According to a recent speech by Chair White, one of the key decision points in nearly every enforcement action is who will be charged as a defendant. She disputed the notion that the SEC fails to charge individuals enough, since a recent internal analysis by the SEC staff showed that individuals were charged in 83% of SEC actions since the 2011 fiscal year. 

She indicated that one new approach will be to start using Section 20(b) of the Exchange Act, which imposes primary liability on a person who does anything “by means of any other person” that would be unlawful for that person to do on his or her own. It could be used to reach those who have participated in disseminating false or misleading information, but who were not the “makers” of the statement. The SEC views the provision as being more potent, given that it is a form of primary rather than secondary liability, and may be available whenever aiding or abetting or controlling person theories are not because there is no underlying violation by someone else.

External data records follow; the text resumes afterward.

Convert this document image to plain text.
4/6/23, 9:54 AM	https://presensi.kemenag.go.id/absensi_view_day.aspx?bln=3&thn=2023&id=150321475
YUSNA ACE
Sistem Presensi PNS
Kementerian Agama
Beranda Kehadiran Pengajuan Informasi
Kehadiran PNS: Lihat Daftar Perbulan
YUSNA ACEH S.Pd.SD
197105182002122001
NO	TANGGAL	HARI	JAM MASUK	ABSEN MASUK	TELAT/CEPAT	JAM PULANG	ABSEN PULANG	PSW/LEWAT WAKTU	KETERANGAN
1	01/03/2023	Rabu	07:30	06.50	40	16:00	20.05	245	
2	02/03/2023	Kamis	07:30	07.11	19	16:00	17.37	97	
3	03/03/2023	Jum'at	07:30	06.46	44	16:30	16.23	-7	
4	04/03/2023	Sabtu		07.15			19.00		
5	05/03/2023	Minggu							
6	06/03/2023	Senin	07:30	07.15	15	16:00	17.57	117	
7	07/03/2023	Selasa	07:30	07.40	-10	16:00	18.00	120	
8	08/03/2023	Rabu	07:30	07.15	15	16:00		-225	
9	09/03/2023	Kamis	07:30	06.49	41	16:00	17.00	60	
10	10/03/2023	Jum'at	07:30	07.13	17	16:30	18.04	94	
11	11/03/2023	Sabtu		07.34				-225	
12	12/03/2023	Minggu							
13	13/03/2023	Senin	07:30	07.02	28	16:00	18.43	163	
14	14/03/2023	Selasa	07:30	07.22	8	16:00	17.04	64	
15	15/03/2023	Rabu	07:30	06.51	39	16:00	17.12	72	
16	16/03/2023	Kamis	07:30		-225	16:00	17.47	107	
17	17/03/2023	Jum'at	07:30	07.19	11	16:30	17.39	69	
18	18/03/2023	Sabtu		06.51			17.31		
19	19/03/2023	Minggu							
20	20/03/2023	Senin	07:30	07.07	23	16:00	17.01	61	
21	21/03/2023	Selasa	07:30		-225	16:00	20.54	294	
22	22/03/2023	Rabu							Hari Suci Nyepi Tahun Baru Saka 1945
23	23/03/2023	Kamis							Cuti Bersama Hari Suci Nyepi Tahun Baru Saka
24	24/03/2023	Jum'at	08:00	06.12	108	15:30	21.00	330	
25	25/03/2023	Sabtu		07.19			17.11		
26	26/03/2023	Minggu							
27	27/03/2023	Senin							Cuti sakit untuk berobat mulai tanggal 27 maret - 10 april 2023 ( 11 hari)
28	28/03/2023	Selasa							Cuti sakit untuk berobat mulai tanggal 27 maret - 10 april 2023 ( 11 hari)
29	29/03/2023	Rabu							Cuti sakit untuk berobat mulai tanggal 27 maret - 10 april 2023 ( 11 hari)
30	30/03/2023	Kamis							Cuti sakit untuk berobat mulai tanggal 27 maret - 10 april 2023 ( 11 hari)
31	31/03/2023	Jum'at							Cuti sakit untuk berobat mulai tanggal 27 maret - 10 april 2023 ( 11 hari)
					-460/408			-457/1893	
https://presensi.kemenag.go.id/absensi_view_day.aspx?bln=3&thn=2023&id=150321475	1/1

Commissioner Kara Stein echoed the theme of focusing on individuals, and singled out lawyers as gatekeepers, in her speech. She wondered why lawyers are “one gatekeeper that [is] often absent” from the enforcement cases reviewed by the Commissioners, and questioned whether the SEC is “treating lawyers differently from other gatekeepers, such as accountants.” One of her recommendations is to consider new forms of attestations (“nothing focuses the mind like signing your name”), including one for lawyers on the accuracy of issuer disclosures.  

Interestingly, the SEC just settled an action against the former chief risk officer and a partner at Deloitte, who acted as an advisory partner on an audit engagement for a casino gaming issuer. During the audit period, he sought and received casino markers from a casino of the issuer, which the SEC viewed to be prohibited “loans” under Regulation S-X that caused violations of auditor independence. He used the markers as gaming chips drawn against a line of credit at the casino that exceeded $100,000. Deloitte was not aware of his activities. As a result of his actions, he caused the firm to violate PCAOB and SEC rules, and also caused the issuer to violate the Exchange Act.